In this series, 96.3% of nodules were successfully identified and removed. The case in which ICDM failed occurred during the early phase of applying this method (6th patient). The nodule was located in the 3rd segment of RUL with an incomplete fissure and 17.7 mm deep from the visceral pleura. I failed to remove it because I did not separate the fissure enough for an adequate resection margin. After applying the endostapler, it did not reach deep enough to include the nodule that consecutively was successfully removed by segmental resection.
In my experience, ICDM has two limitations. First, it is challenging to perform in cases of severe pleural adhesions, because it needs at least two completely exposed landmarks as the x-axis and y-axis coordinates. If a comprehensive adhesiolysis is necessary to establish these landmarks, the localization time and probably also the air leak are prolonged. Second, ICDM only provides an estimated surface marking, and the operator must evaluate the nodule depth based on the preoperative CT images to decide on the resection margin.
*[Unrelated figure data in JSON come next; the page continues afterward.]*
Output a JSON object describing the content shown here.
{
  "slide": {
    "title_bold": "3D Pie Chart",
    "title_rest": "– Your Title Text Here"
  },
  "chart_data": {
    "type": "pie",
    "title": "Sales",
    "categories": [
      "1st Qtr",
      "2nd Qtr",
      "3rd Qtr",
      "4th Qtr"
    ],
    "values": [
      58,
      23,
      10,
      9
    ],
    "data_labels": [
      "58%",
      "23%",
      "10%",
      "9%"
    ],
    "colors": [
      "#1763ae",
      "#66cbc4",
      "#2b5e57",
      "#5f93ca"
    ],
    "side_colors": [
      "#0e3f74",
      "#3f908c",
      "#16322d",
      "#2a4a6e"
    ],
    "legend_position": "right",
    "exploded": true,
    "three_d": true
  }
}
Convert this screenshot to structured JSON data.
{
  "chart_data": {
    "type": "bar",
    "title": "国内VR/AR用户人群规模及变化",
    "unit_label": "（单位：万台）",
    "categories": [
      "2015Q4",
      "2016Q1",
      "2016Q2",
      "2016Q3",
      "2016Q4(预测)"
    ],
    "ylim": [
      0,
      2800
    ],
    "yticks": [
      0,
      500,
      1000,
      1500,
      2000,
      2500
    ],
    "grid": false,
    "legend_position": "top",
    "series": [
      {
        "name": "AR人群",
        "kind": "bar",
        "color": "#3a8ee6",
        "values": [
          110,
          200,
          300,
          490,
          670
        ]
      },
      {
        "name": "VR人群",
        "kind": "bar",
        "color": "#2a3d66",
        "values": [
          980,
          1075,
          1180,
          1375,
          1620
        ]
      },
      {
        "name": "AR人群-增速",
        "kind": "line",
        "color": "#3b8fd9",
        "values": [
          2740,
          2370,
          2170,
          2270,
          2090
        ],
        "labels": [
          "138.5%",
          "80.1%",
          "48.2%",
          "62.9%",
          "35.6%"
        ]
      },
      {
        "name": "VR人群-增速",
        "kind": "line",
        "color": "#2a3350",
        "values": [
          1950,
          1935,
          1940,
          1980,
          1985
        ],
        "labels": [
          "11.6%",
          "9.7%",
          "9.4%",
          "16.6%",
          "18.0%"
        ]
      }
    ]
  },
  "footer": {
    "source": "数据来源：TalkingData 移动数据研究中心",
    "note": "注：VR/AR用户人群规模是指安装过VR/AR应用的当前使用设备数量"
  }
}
In other words, ICDM may not be beneficial for a centrally located lesion, which may be removed by segmental resection instead. Similar to the case described above, segmentectomy is strongly recommended for rescue.
This is a small-sized retrospective study based on a single surgeon’s experience, introducing a selection bias. ICDM requires validation by other surgeons in the future to improve the technique and establish the optimal indications. The cost-effectiveness of ICDM compared with other localization techniques may also need to be investigated.
Conclusions
In conclusion, for peripheral small pulmonary nodules which are not detectable by the conventional palpation and inspection, ICDM is a feasible and safe method for intraoperative localization.
Acknowledgments
None.
Footnote
Conflicts of Interest: The author has no conflicts of interest to declare.
Ethical Statement: The author is accountable for all aspects of the work in ensuring that questions related to the accuracy or integrity of any part of the work are appropriately investigated and resolved. The study was approved by the institutional review board of E-Da Hospital (approval number: EMRP-108-013) and written informed consent was obtained from all patients.